The stone was initially hauled away to allow for actual construction at ground zero.

Innovative Stone CEO Karen Pearse says now it's not clear if the 5 1/2-foot-tall stone will ever return to New York City. Rather than keep it in storage, Pearse says the company wants to give it a place of honor.

Giant cranes moved the stone on Tuesday to a garden in front of the Hauppaugue facility. It will be rededicated on Friday, the eighth anniversary of the Sept. 11 terrorist attacks.


From the NY Observer:

...as the eighth anniversary of the terrorist attacks of Sept. 11 approaches and the redevelopment once again is tied up in delays and hurdles, it’s becoming clear that the site has fully lost whatever place it once held, perhaps to the point where it has passed as a political issue of any strength at all.

Not that there’s nothing to discuss. The more–than–$10 billion project is as troubled as ever—gripped by a months-long stalemate between the public-sector owner and its private developer that threatens to add years of delays to large portions of the project (some components are more than five years behind initial schedules) and hundreds of millions in additional public costs.

Yet with the city campaign season in full swing—normally a time when any and every public boondoggle is exploited by insurgents against incumbents—the World Trade Center has come up about as much as proposals to raise taxes on the poor: that is to say, not at all.

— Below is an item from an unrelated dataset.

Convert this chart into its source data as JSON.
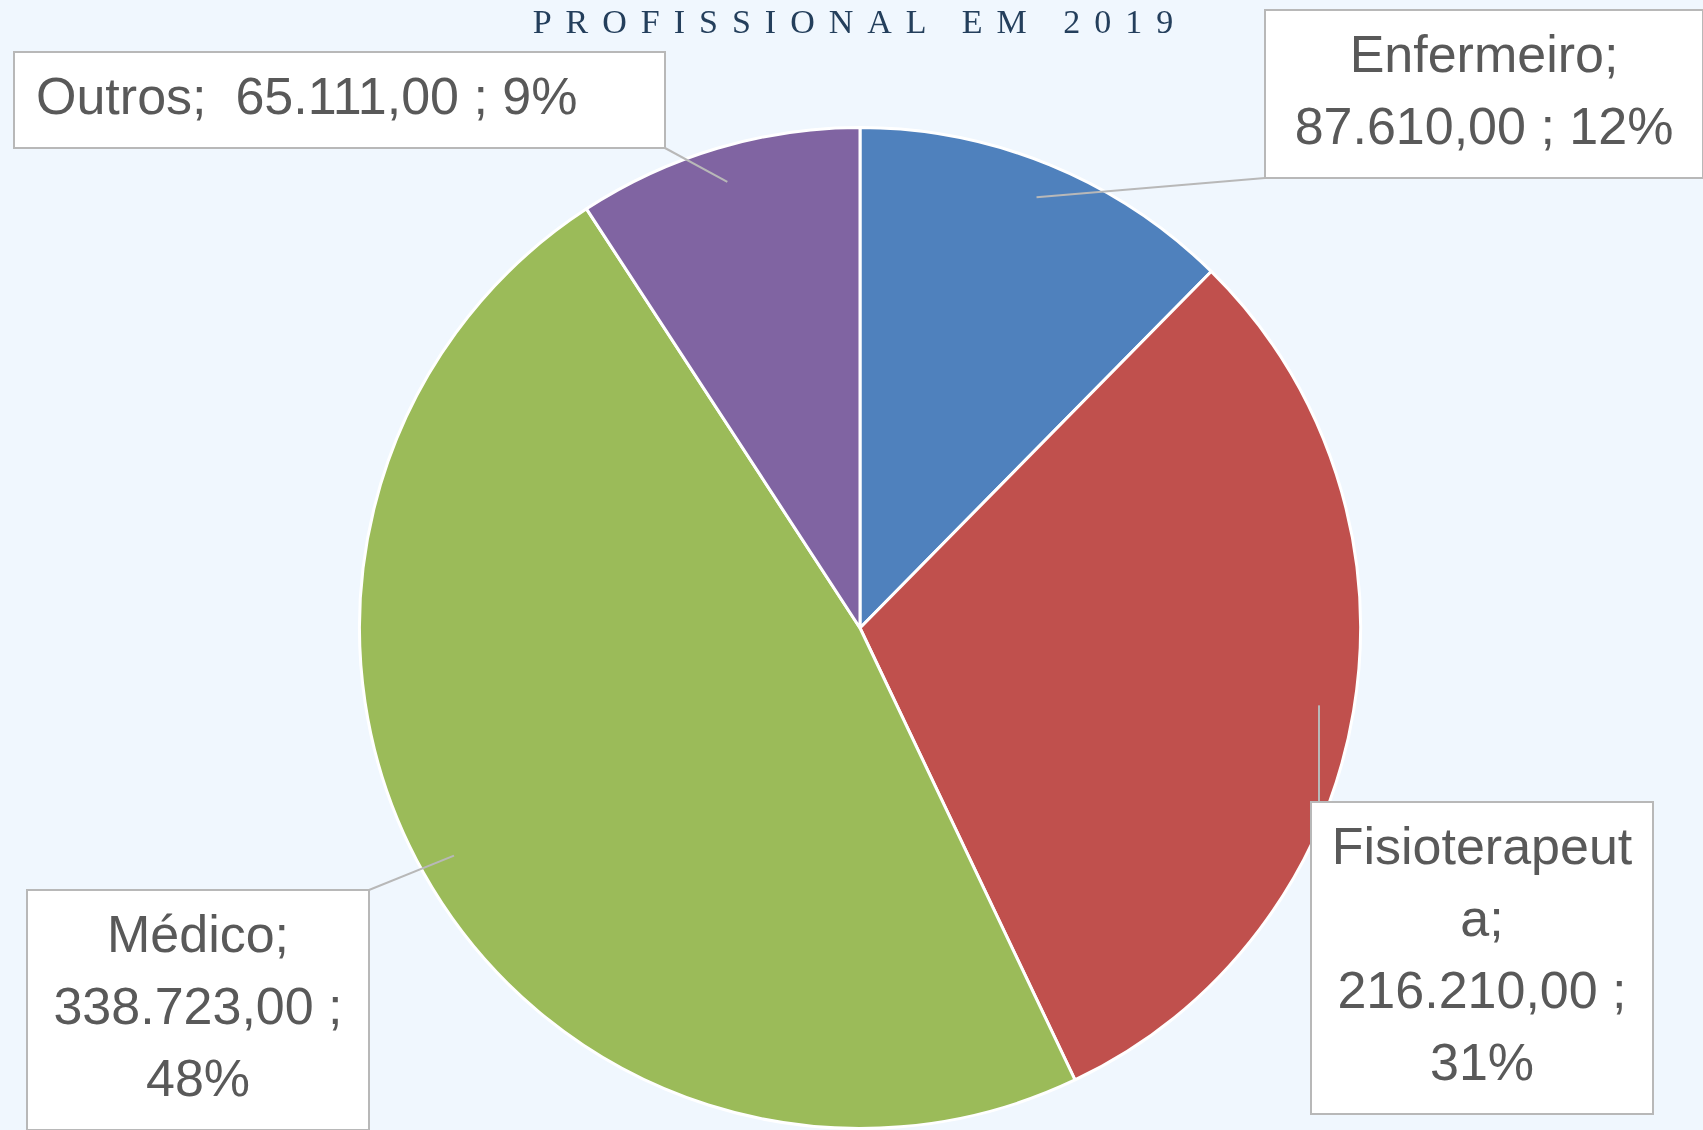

Unions, which typically offer a deafening roar when the prospect of more work awaits, are mum, as are most civic groups.

The result is a situation in which there is little to gain for any elected official to stick his or her neck out and speak up on New York City’s biggest construction project, an apparent product of the issue’s tremendous complexity; a paucity of easy solutions; and the broader political and popular fatigue of a familiar story line (more delays!) as the years since 9/11 tick away.

2 comments:

ew-3 said...

This is beyond shameful.

Anonymous said...

As a traveler I can tell you other countries evan have memorials for 9/11.
Shame on New York, especially Bloomberg.